Why is $x_1$ independent of $x_2$ for a joint gaussian with $0$ correlation

37 Views Asked by At

I am reading Murphys machine learning: a probabilistic perspective and in 4.3.2.1 it says that for a joint gaussian with 2 zero mean random variables, lets say $y$ and $x$, if the correlation is $0$, they are independent. It then goes on to say that if you know a $y$ value, the conditional pdf of $x$ given $y$ has the same variance of the marginal pdf of $x$. This implies that learning information about $y$ tells us nothing about $x$. However, when I draw a joint gaussian and take a slice for some fixed $y$ value, it appears the distribution will get tighter for $x$ even if there is 0 correlation. Why is it the case that our uncertainty of $x$ does not decrease after learning something about $y$? Additionally, why would $x$ and $y$ be independent. One potential answer is that after we normalize the slice of the gaussian, the conditional pdf of $x$ given $y$ will look just like the marginal pdf of $x$.

1

There are 1 best solutions below

0
On BEST ANSWER

For a random vector $X=(X_1,\ldots,X_n)$, by definition, it is a joint gaussian $\mathcal{N}(\mu,\Sigma)$, where $\mu$ is the mean vector and $\Sigma$ is the covariance matrix, if and only if it has pdf $$f(x_1,\ldots,x_n)=\frac{\exp(-\frac{1}{2}(x-\mu)^T\Sigma^{-1}(x-\mu))}{\sqrt{(2\pi)^n|\Sigma}}.$$

In the case that $X_1,\ldots,X_n$ are uncorrelated, this is the same as saying $\Sigma$ is a diagonal matrix, in which case the pdf splits, giving independence.

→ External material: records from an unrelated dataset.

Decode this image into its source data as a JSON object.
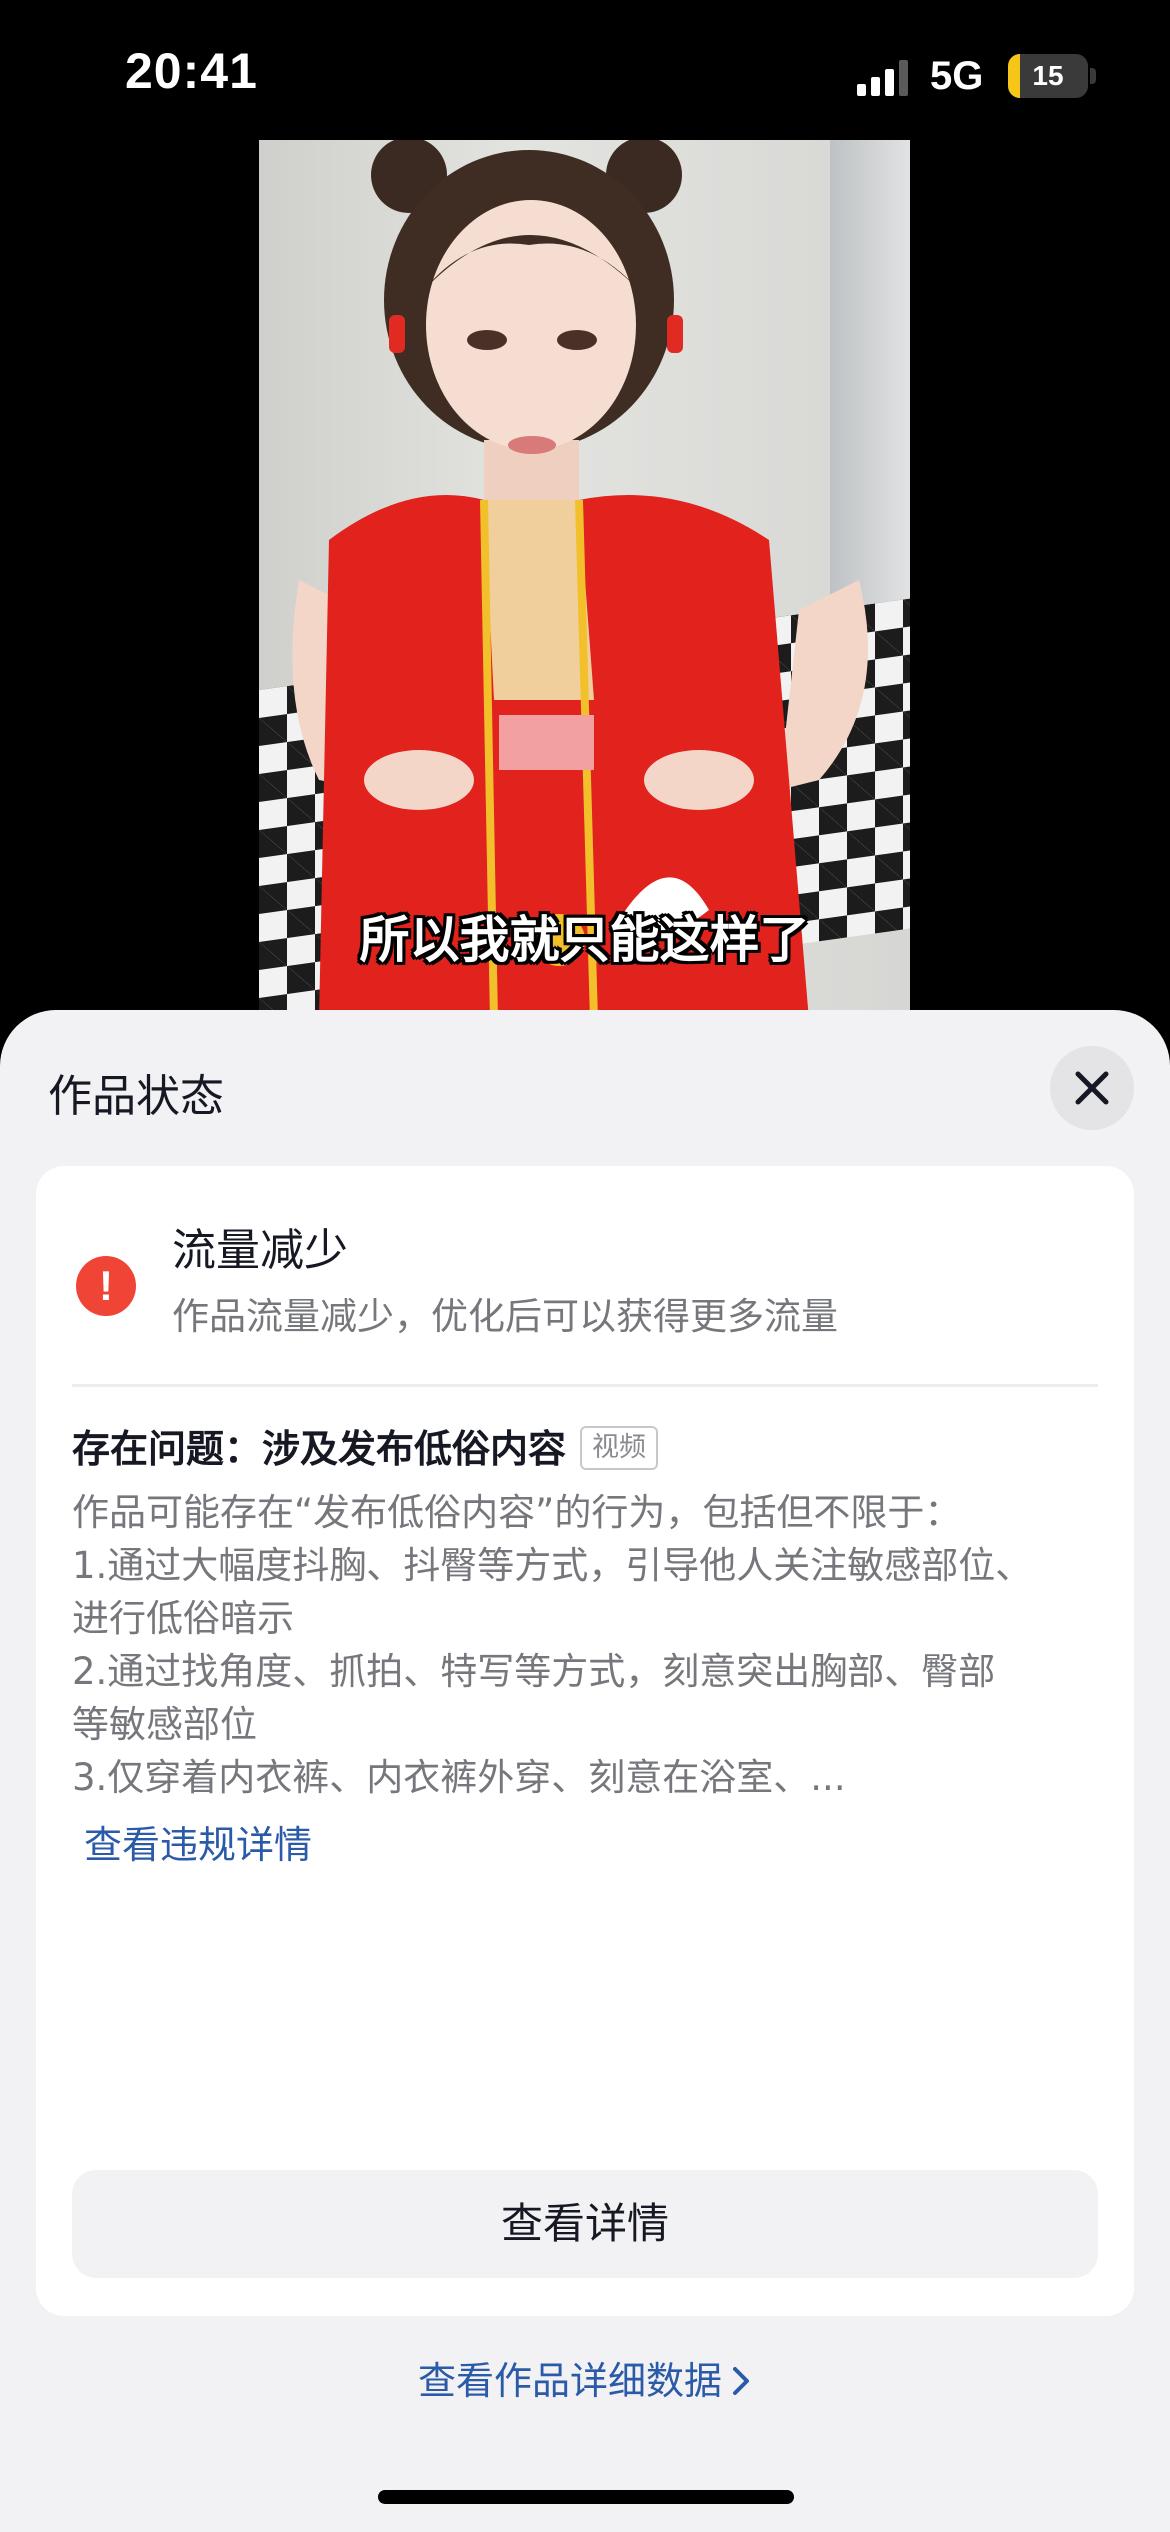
{
  "status_bar": {
    "time": "20:41",
    "network": "5G",
    "battery_level": "15",
    "battery_fraction": 0.15,
    "signal_bars_active": 3,
    "signal_bars_total": 4
  },
  "video": {
    "subtitle": "所以我就只能这样了"
  },
  "sheet": {
    "title": "作品状态",
    "close_icon": "close-icon"
  },
  "status": {
    "icon": "exclamation-icon",
    "icon_glyph": "!",
    "heading": "流量减少",
    "description": "作品流量减少，优化后可以获得更多流量",
    "accent_color": "#f04436"
  },
  "issue": {
    "title": "存在问题：涉及发布低俗内容",
    "tag": "视频",
    "lines": [
      "作品可能存在“发布低俗内容”的行为，包括但不限于：",
      "1.通过大幅度抖胸、抖臀等方式，引导他人关注敏感部位、",
      "进行低俗暗示",
      "2.通过找角度、抓拍、特写等方式，刻意突出胸部、臀部",
      "等敏感部位",
      "3.仅穿着内衣裤、内衣裤外穿、刻意在浴室、..."
    ],
    "link_label": "查看违规详情",
    "link_color": "#2b5ba8"
  },
  "actions": {
    "detail_button_label": "查看详情",
    "data_link_label": "查看作品详细数据"
  }
}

Your second question is a general question about independent random variables. Let $X,Y$ be independent (for convenience, continuous) random variables with pdfs $f_X,f_Y$, respectively. Then the joint pdf is $f_{X,Y}(x,y)=f_X(x)f_Y(y)$. Then the conditional pdf of $x$ given $y$ is $$f_{X|Y}(x|y) = \frac{f_{X,Y}(x,y)}{f_Y(y)}=f_X(x).$$ Similarly, the marginal pdf for $X$ is just $$\int f_{X,Y}(x,y)dy = f_X(x)\int f_Y(y)dy=f_X(x).$$

The $y$ in the conditional is assumed to come from $\mathcal{Y}:=\{y\in \mathbb{R}:f_Y(y)>0\}$ so that we avoid dividing by zero. This isn't an issue in the normal case.

Your proposed explanation is exactly the correct one: The joint pdf should have level sets that are ellipses. Each ellipse gets narrower as you go along the $y$ axis. But when you divide (normalize) by the $f_Y(y)$, the segments will become the same. That's because the form of the pdf is $f_X(x)f_Y(y)$, we can see that the scaling factor is exactly $f_Y(y)$.